Aturan Euthanasia menurut Dr. Tammy J Siarif S.H., M.H. Kes. sebetulnya
belum ada aturan yang jelas dan pasti mengenai perbuatan Euthanasia. Dalam
Pasal 344 KUHP pun sebetulnya menurut beliau tidak disebutkan dengan jelas
apakah pasal tersebut merupakan aturan Euthanasia atau bukan, begitu pula
dengan Permenkes No.37 tahun 2014 tidak menyebutkan aturan yang jelas
mengenai Euthanasia.
Dalam Kode Etik Kedokteran pun Dr. Tammy J Siarif S.H., M.H. Kes.
menyebutkan bahwa dalam Kode Etik Kedokteran tidak ada aturan mengenai
tindakan Euthanasia. Hanya saja dalam Kode Etik Kedokteran hanya
menyebutkan bahwa seorang dokter harus menghormati hak hidup seseorang.
Perbuatan Euthanasia pun melanggar Kode Etik Kedokteran hal ini bertentangan
dengan Kode Etik Kedokteran yang menyebutkan seorang dokter harus
menghormati hak hidup seseorang. Berdasarkan UndangUndang No. 29 Tahun
2004 tentang Praktik Kedokteran pun menurut Dr. Tammy J Siarif S.H., M.H.
Kes. tidak ada aturan mengenai perbuatan Euthanasia.
Pertanggung jawaban pidana mengenai tindakan Euthanasia menurut Dr.
Tammy J Siarif S.H., M.H. Kes. apabila mengacu kepada KUHP, Pasal 344 lah
yang paling mendekati unsur-unsur dari perbuatan Euthanasia walaupun pasal
tersebut tidak menyebutkan bahwa pasal tersebut merupakan aturan Euthanasia.

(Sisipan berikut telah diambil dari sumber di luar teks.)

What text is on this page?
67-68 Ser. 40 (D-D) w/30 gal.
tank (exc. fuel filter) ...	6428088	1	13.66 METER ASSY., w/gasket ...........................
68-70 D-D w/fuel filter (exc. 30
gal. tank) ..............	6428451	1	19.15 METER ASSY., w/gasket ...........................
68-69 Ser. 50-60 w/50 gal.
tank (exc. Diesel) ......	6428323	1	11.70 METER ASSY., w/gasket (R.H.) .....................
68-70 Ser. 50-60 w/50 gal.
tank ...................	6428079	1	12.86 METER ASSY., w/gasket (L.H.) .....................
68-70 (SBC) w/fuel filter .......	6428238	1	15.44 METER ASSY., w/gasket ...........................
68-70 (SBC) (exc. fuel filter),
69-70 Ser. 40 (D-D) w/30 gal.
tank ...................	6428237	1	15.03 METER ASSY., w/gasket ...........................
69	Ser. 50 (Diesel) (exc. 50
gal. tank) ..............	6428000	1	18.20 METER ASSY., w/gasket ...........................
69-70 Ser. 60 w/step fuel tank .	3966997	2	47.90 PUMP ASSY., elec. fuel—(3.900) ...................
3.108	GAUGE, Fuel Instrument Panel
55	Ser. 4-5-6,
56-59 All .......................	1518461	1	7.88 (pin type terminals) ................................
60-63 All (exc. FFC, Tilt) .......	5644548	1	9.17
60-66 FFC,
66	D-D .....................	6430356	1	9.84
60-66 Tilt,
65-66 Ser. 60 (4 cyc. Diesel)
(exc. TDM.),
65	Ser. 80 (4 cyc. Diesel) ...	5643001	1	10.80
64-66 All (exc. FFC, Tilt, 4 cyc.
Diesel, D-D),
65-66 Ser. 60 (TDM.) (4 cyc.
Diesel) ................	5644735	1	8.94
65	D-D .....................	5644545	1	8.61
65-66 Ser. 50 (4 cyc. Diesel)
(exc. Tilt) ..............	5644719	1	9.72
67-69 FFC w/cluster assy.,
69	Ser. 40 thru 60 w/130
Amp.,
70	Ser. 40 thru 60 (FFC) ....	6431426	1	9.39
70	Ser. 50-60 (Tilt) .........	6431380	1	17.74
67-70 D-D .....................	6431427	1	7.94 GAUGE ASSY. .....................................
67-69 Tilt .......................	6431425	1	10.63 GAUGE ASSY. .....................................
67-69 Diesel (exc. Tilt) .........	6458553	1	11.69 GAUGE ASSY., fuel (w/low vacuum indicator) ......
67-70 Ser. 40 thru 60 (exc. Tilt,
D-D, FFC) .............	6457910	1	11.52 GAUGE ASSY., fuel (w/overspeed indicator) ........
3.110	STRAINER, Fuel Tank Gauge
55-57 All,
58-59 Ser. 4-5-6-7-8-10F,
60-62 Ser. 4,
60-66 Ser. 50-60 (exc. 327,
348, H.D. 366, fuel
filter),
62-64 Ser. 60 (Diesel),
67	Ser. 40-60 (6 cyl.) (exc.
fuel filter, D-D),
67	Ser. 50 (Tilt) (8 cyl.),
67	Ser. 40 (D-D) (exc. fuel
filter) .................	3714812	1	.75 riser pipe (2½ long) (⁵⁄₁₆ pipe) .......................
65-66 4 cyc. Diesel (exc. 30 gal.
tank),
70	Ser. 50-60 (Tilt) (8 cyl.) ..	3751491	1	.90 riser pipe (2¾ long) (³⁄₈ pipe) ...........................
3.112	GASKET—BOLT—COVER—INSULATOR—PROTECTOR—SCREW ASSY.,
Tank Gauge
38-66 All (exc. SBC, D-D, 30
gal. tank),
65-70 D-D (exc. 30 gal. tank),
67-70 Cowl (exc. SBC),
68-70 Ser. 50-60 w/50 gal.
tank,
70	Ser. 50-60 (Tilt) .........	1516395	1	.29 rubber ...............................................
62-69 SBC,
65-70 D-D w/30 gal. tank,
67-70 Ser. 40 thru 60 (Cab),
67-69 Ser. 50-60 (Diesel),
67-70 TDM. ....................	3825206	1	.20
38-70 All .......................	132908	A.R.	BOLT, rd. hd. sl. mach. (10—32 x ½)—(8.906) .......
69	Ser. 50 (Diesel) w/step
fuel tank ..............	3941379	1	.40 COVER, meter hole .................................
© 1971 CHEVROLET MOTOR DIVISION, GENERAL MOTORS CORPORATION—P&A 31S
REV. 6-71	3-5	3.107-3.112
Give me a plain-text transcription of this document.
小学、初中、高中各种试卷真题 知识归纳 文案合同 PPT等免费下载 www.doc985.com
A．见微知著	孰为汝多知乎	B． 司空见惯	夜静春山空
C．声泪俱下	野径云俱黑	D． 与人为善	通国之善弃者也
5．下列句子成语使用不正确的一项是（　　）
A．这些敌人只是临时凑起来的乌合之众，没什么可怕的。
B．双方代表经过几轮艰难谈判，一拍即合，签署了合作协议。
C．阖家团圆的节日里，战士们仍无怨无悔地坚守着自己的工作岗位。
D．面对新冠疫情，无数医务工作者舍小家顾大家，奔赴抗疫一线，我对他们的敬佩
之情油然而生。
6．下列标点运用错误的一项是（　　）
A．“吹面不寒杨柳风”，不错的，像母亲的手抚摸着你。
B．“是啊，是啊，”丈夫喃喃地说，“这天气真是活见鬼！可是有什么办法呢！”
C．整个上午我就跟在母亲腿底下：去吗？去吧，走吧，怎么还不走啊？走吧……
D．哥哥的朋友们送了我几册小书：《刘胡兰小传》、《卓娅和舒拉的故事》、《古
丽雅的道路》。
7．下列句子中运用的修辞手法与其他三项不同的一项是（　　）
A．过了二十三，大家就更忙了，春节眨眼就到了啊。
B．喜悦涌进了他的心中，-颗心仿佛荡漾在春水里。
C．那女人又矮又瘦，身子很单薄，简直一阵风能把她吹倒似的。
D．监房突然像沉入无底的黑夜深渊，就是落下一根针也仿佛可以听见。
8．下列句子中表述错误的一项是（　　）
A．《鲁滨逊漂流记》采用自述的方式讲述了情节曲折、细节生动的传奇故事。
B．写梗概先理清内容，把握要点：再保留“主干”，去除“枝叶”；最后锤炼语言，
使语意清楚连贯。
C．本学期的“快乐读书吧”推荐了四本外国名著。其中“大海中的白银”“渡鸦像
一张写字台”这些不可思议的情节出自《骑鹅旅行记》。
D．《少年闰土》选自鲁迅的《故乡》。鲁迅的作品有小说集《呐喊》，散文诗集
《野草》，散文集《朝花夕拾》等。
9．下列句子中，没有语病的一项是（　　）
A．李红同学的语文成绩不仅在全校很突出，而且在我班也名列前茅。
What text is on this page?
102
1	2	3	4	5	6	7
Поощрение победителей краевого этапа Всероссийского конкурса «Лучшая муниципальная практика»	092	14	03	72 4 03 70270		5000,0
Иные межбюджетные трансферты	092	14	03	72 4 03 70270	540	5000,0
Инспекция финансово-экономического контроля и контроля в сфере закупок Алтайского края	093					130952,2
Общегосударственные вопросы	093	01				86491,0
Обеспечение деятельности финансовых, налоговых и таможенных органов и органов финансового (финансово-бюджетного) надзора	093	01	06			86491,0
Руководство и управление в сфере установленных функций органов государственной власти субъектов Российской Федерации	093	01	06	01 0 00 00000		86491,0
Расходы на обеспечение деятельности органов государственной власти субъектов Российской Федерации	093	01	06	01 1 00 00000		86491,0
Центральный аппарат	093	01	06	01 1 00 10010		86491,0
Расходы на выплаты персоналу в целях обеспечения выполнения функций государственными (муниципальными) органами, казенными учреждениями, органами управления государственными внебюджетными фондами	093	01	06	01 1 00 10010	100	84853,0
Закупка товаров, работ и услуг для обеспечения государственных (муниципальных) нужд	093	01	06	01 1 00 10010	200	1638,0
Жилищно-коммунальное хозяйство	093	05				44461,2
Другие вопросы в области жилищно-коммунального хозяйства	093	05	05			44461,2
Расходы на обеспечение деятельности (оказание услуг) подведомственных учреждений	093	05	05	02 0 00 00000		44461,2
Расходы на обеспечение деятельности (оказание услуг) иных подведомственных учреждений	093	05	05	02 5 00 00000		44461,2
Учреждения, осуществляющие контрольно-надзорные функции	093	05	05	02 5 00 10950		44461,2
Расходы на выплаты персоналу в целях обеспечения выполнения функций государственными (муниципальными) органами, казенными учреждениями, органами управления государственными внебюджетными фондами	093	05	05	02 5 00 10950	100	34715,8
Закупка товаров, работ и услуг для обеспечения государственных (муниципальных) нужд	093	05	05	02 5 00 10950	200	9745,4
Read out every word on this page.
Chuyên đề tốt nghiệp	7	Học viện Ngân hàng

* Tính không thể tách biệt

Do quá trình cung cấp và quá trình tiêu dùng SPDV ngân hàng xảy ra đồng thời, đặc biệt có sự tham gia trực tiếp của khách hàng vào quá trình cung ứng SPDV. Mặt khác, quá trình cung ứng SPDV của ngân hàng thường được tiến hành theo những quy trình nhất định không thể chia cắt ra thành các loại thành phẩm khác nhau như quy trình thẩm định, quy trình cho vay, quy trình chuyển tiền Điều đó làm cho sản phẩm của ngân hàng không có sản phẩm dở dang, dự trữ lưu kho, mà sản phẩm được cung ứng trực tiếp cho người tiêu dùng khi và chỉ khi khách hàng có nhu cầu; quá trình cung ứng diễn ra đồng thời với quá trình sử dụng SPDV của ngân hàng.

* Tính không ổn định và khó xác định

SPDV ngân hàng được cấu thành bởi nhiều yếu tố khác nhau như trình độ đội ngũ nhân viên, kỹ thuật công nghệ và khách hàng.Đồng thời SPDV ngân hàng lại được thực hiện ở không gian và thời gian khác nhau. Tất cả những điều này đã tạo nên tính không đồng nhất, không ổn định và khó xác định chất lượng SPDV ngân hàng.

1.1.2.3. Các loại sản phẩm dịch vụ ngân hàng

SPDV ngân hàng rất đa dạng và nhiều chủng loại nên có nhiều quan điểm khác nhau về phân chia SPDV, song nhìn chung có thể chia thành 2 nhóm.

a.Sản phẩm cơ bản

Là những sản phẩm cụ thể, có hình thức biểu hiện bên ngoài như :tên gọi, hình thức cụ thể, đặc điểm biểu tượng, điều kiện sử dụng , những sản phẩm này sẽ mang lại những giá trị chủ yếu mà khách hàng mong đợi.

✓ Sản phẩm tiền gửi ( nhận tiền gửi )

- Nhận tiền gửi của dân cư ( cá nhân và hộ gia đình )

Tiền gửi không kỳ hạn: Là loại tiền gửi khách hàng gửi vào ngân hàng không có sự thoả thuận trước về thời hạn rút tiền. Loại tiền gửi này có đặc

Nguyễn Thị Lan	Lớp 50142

Tetapi seorang dokterpun bisa berlindung dalam pasal tersebut, artinya apabila
ada seorang pasien maupun keluarga pasien meminta dilakukannya perbuatan
Euthanasia terhadap dokter, seorang dokter pun dapat meminta permohonan
Euthanasia kepada pengadilan, apabila permohonan Euthanasia nya dikabulkan
maka pertanggung jawaban pidana atas perbuatan Euthanasia tersebut tidak ada.
Kode Etik Kedokteran menurut Dr. Tammy J Siarif S.H., M.H. Kes. pada
dasarnya tidak memberikan sanksi terhadap dokter yang melakukan perbuatan
Euthanasia. Karena didalam Kode Etik Kedokteran tidak ada aturan mengenai
perbuatan Euthanasia.
Permenkes No.37 Tahun 2014 yang dimaksud adalah sebuah peraturan yang
menjelaskan tentang penentuan kematian dan pemanfaatan organ donor. Dalam
Pasal 1 Permenkes No.37 Tahun 2014 ini menyebutkan bahwa penghentian terapi
bantuan hidup (with-drawing life supports) adalah menghentikan sebagian atau
semua terapi bantuan hidup yang sudah diberikan kepada pasien. Hal ini berbeda
dengan pengertian Euthanasia pasif, Euthanasia pasif adalah tindakan seorang
dokter menghentikan pengobatan pasien yang menderita sakit keras, yang secara
medis sudah tidak mungkin lagi dapat disembuhkan. Penghentian pengobatan ini
berarti mempercepat kematian pasien.
Berdasarkan Permenkes No.37 Tahun 2014, penentuan seseorang mati batang
otak hanya dapat dilakukan oleh tim dokter yang terdiri atas tiga orang dokter
yang berkompeten. Karena menurut Dr. Tammy J Siarif S.H., M.H. Kes.
Euthanasia dilakukan karena mati nya batang otak seseorang.

Euthanasia merupakan suatu istilah baru di Indonesia dan selama sejarah


berdirinya Negara ini belum pernah terdengar ada orang yang melaksanakannya.
Euthanasia sebenarnya telah ada dalam aturan hukum Negara kita yaitu terdapat
pada Pasal 344 KUHP tentang merampas nyawa seseorang atas permintaan
korban. Karena pasal tersebut adalah sebuah aturan yang paling mendekati unsur-
unsur perbuatan Euthanasia walaupun sebetulnya di Indonesia memang tidak ada
aturan tentang suntik mati untuk pasien yang tidak dapat disembuhkan.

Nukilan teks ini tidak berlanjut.